In a statement the UK Tory group said he had had the whip withdrawn at that point and it was "not expected" he could remain part of the ECRG grouping.
"He was offered the opportunity to withdraw his name to avoid harming the reputation of the Conservative Party," it said.
"Despite discussions and attempts to achieve this end, he went ahead and confirmed his nomination when voting commenced.
"At that point as he had received prior warning of the consequences and the Conservative whip was withdrawn."
It was reported that Tory leader David Cameron had phoned Mr McMillan-Scott and asked him to respect a deal in which Polish MEP Michael Kaminski, part of the new ECR group, would get the vice presidency while Tory MEP leader Timothy Kirkhope would be voted in as chairman of the new group.
But on Wednesday it emerged that the chairmanship would go to an MEP from Poland's Law and Justice Party, after Mr Kirkhope reportedly agreed to stand aside.
Despite some very magnanimous words from Mr Kirkhope this morning supporting his new group leader, it must have been a bitter pill to swallow, given the work he had personally put in to set the group up in the first place
The Tories are the biggest party in the new grouping, with 26 MEPs of the total 55. Poland's Law and Justice Party is the second biggest with 15 MEPs.

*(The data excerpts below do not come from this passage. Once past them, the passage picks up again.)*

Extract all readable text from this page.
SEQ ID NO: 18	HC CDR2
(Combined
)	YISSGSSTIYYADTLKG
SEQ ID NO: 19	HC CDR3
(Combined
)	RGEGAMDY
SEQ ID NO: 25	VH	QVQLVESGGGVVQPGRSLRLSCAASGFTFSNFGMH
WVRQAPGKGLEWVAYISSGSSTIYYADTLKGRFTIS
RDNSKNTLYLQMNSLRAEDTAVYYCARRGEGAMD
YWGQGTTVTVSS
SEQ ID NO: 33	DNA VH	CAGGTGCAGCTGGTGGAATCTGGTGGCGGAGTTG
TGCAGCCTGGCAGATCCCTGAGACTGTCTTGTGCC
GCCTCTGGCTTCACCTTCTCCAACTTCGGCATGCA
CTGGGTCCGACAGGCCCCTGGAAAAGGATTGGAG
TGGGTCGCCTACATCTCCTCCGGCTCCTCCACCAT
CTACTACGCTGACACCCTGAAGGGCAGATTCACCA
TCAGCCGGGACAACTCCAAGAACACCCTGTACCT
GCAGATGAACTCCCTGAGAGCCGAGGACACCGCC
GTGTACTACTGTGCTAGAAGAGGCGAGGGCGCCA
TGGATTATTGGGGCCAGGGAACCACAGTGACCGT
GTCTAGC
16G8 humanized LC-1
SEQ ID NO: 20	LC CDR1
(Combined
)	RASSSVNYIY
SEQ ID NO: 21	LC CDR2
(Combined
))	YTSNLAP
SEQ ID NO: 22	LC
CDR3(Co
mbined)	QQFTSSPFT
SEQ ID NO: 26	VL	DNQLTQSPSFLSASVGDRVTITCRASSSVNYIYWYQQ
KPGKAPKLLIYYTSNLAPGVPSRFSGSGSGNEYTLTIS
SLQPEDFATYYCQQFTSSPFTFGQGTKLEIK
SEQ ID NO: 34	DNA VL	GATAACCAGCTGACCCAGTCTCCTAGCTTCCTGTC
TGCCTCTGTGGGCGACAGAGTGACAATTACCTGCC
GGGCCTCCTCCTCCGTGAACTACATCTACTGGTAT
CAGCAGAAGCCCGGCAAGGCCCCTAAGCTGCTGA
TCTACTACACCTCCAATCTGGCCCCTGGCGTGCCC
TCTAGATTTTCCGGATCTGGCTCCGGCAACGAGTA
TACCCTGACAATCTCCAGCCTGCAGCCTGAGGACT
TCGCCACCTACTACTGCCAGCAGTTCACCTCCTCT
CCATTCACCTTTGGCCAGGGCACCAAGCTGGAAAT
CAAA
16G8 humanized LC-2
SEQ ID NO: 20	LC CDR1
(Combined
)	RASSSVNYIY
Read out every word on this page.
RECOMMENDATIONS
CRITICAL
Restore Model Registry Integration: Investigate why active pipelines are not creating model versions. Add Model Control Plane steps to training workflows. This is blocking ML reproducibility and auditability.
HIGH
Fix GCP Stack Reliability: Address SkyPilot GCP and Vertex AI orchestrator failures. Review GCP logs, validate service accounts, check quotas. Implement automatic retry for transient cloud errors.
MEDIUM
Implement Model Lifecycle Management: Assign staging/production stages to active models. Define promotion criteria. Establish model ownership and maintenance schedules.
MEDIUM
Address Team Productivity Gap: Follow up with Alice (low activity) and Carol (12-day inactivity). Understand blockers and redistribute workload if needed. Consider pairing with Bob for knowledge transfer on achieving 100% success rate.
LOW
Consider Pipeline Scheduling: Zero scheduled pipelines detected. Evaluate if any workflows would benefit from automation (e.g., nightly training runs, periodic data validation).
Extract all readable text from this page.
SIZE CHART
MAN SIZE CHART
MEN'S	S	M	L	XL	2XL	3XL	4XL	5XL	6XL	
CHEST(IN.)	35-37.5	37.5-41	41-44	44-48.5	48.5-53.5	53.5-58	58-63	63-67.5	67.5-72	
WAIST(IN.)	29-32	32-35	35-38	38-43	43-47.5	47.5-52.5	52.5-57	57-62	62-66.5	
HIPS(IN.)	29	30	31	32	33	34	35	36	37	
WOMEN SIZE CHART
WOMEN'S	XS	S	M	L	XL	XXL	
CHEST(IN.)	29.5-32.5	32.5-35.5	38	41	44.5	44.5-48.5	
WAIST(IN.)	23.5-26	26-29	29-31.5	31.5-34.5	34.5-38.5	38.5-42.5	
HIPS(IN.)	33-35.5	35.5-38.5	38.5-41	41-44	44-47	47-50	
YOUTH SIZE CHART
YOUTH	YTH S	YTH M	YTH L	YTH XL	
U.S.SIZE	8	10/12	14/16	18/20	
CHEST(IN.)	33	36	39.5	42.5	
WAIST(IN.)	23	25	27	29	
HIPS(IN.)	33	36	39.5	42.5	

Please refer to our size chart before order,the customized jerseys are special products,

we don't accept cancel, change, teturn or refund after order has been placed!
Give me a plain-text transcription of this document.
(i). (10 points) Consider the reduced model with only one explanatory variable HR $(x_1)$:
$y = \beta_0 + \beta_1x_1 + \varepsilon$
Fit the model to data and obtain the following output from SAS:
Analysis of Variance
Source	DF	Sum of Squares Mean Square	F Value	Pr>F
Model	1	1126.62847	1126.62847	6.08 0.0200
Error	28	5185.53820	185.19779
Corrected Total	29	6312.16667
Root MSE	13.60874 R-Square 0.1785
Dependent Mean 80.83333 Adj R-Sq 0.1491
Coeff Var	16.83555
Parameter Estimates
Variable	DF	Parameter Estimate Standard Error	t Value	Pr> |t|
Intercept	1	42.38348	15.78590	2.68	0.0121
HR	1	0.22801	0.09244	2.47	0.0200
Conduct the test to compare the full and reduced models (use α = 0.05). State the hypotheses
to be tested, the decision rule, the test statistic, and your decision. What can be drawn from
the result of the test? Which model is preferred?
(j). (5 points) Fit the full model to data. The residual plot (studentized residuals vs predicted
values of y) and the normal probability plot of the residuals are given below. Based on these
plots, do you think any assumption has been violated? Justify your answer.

The BBC's Europe reporter Dominic Hughes said the Tories had argued that the new grouping would give them a greater voice in Europe but now it was its Polish chairman who would get valuable guaranteed speaking time in debates. The Tories may also miss out on powerful committee chairmanships as a result, he added.
Mr McMillan-Scott, an MEP since 1984, dismissed suggestions he would return to the EPP grouping as an independent.
He said: "The public wants to see transparency and real democracy from their parliamentarians - in Brussels or Westminster.
"Standing as an independent candidate, for the values of democracy and human rights which I have worked to promote worldwide, I have made a start.
"Rather than withdrawing the whip, David Cameron should be pleased that a Tory is still at the top in Europe."
The Tories' decision to leave the main EPP group has been criticised by Labour and the Lib Dems - and some Tories.
Former Tory MEP Caroline Jackson said it was "stupid" and the party was swapping an alliance with Europe's biggest parties for "odds and sods".